Au 12ème siècle on ne laisse plus les enfants communier, ce qui sera entériné par le concile de Latran IV (1215) qui institue aussi une confession obligatoire avant de pouvoir communier, et une obligation pour les fidèles de communier au moins une fois l’an à Pâque. C’est également ce concile qui consacre le terme déjà courant parmi les théologiens de « transsubstantation ». Ce mot ne semble pas si important à l’époque mais il réduira à néant les efforts du théologien franciscain Jean Duns Scot pour relancer la réflexion sur l’eucharistie5.
Le concile de Constance entre 1415 et 1418 légitime une coutume déjà en place : ne communier qu’au pain. Cette coutume était vivement critiquée par Jan Hus le tchèque, qui fut d’ailleurs condamné au buché par ce concile. Elle sera encore à l’ordre du jour des nombreux points d’achoppement entre catholiques et protestants un siècle plus tard.
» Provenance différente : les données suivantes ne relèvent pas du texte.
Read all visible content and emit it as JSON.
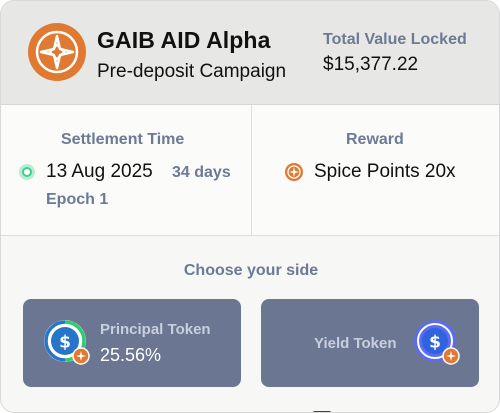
{
  "header": {
    "title": "GAIB AID Alpha",
    "subtitle": "Pre-deposit Campaign",
    "tvl_label": "Total Value Locked",
    "tvl_value": "$15,377.22"
  },
  "settlement": {
    "label": "Settlement Time",
    "date": "13 Aug 2025",
    "days": "34 days",
    "epoch": "Epoch 1",
    "status_color": "#3ecf8e"
  },
  "reward": {
    "label": "Reward",
    "value": "Spice Points 20x",
    "icon": "spice-icon"
  },
  "side": {
    "label": "Choose your side",
    "principal": {
      "label": "Principal Token",
      "value": "25.56%",
      "icon": "usdc-principal-icon"
    },
    "yield": {
      "label": "Yield Token",
      "icon": "usdc-yield-icon"
    }
  },
  "colors": {
    "brand_orange": "#e07a32",
    "accent_slate": "#6b7a95",
    "button_bg": "#6b7792"
  }
}
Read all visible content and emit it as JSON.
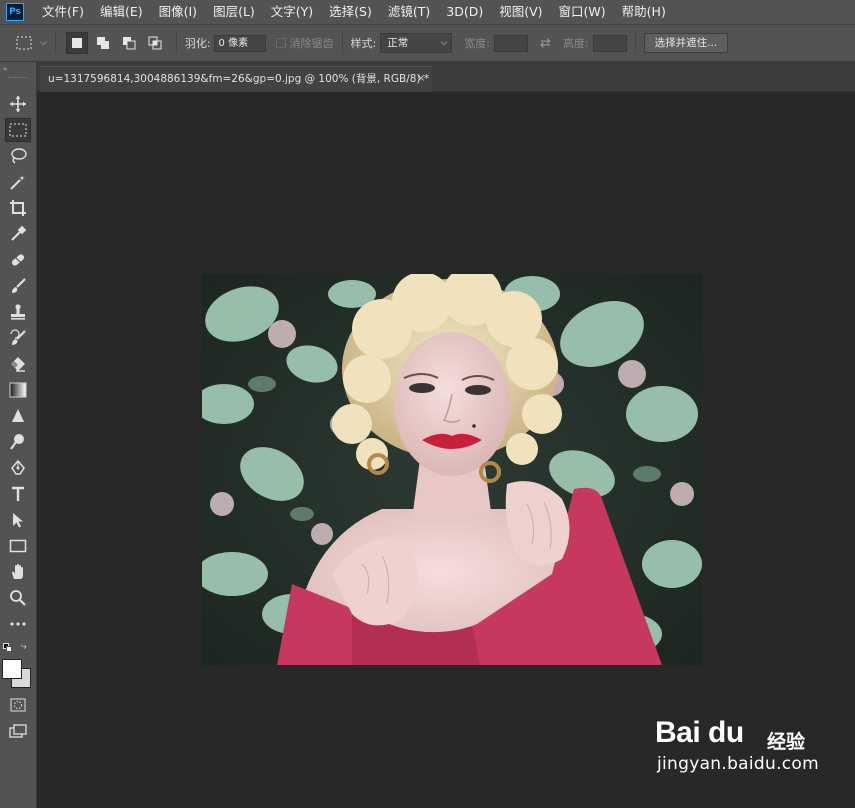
{
  "app": {
    "logo_text": "Ps"
  },
  "menu": {
    "items": [
      "文件(F)",
      "编辑(E)",
      "图像(I)",
      "图层(L)",
      "文字(Y)",
      "选择(S)",
      "滤镜(T)",
      "3D(D)",
      "视图(V)",
      "窗口(W)",
      "帮助(H)"
    ]
  },
  "options": {
    "feather_label": "羽化:",
    "feather_value": "0 像素",
    "antialias_label": "消除锯齿",
    "style_label": "样式:",
    "style_value": "正常",
    "width_label": "宽度:",
    "height_label": "高度:",
    "select_mask_button": "选择并遮住..."
  },
  "document": {
    "tab_title": "u=1317596814,3004886139&fm=26&gp=0.jpg @ 100% (背景, RGB/8) *",
    "close_glyph": "×"
  },
  "tools": [
    "move-tool-icon",
    "rectangular-marquee-tool-icon",
    "lasso-tool-icon",
    "magic-wand-tool-icon",
    "crop-tool-icon",
    "eyedropper-tool-icon",
    "healing-brush-tool-icon",
    "brush-tool-icon",
    "clone-stamp-tool-icon",
    "history-brush-tool-icon",
    "eraser-tool-icon",
    "gradient-tool-icon",
    "blur-tool-icon",
    "dodge-tool-icon",
    "pen-tool-icon",
    "type-tool-icon",
    "path-selection-tool-icon",
    "rectangle-tool-icon",
    "hand-tool-icon",
    "zoom-tool-icon",
    "edit-toolbar-icon"
  ],
  "colors": {
    "ui_panel": "#535353",
    "workspace": "#282828",
    "foreground": "#ffffff",
    "background": "#d9d9d9",
    "accent": "#31a8ff"
  },
  "watermark": {
    "brand": "Bai du",
    "brand_suffix": "经验",
    "url": "jingyan.baidu.com"
  }
}
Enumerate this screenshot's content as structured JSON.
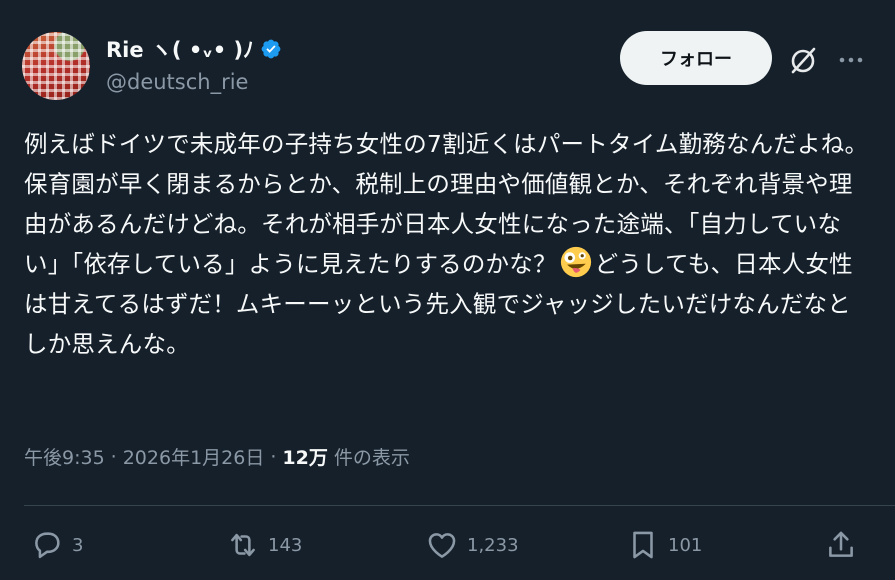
{
  "author": {
    "display_name": "Rie ヽ( •ᵥ• )ﾉ",
    "handle": "@deutsch_rie"
  },
  "follow_button": "フォロー",
  "tweet": {
    "text_before_emoji": "例えばドイツで未成年の子持ち女性の7割近くはパートタイム勤務なんだよね。保育園が早く閉まるからとか、税制上の理由や価値観とか、それぞれ背景や理由があるんだけどね。それが相手が日本人女性になった途端、「自力していない」「依存している」ように見えたりするのかな？",
    "emoji": "zany-face",
    "text_after_emoji": "どうしても、日本人女性は甘えてるはずだ！ムキーーッという先入観でジャッジしたいだけなんだなとしか思えんな。"
  },
  "meta": {
    "time": "午後9:35",
    "separator": "·",
    "date": "2026年1月26日",
    "views_count": "12万",
    "views_label": "件の表示"
  },
  "actions": {
    "replies": "3",
    "reposts": "143",
    "likes": "1,233",
    "bookmarks": "101"
  },
  "colors": {
    "background": "#15202b",
    "text": "#f7f9f9",
    "secondary": "#8b98a5",
    "verified": "#1d9bf0"
  }
}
L’accès à l’eucharistie est rendue difficile par les « commandements » du concile du Latran IV et les fidèles du Moyen-Age communient finalement assez rarement. Cela favorise la mise en place d’une autre pratique : l’adoration du saint sacrement qui est une sorte de dévotion à la présence réelle qui se manifeste en particulier par l’élévation lors de la messe afin que même s’ils ne communient pas, les fidèles puissent voir le pain eucharistié et la coupe sanctifiée. Cette dévotion s’exprime aussi par l’adoration, en dehors tu temps de la messe, des espèces eucharistiées non consommées ou préparées d’avance.
Notes
1 Dans le Nouveau Testament presbytre (c'est à dire ancien) n’est pas une fonction différente d’évêque (ou épiscope). Les presbystres deviendront en français les prêtres, opérant un glissement sémantique catastrophique pour la compréhension du dîner du Seigneur. Dans le Nouveau Testament le presbytre n’est aucunement un prêtre. La fonction d’un prêtre est de sacrifier. Le fonction d’un presbytre est de « paître l’église » - cf. Actes 20, 17-35 ou presbystre est au v 17 et épiscope au v28).
2 1Corinthiens 12,27
3 1Corinthiens 10,17
4 Augustin d’Hippone, Sermon 272, Aux nouveaux baptisés, sur le sacrement
5 C’est lui qui proposa le premier l’idée de consubstantation que Luther adoptera plus tard sans pour autant utiliser le terme qui ne sera repris que par ses successeurs.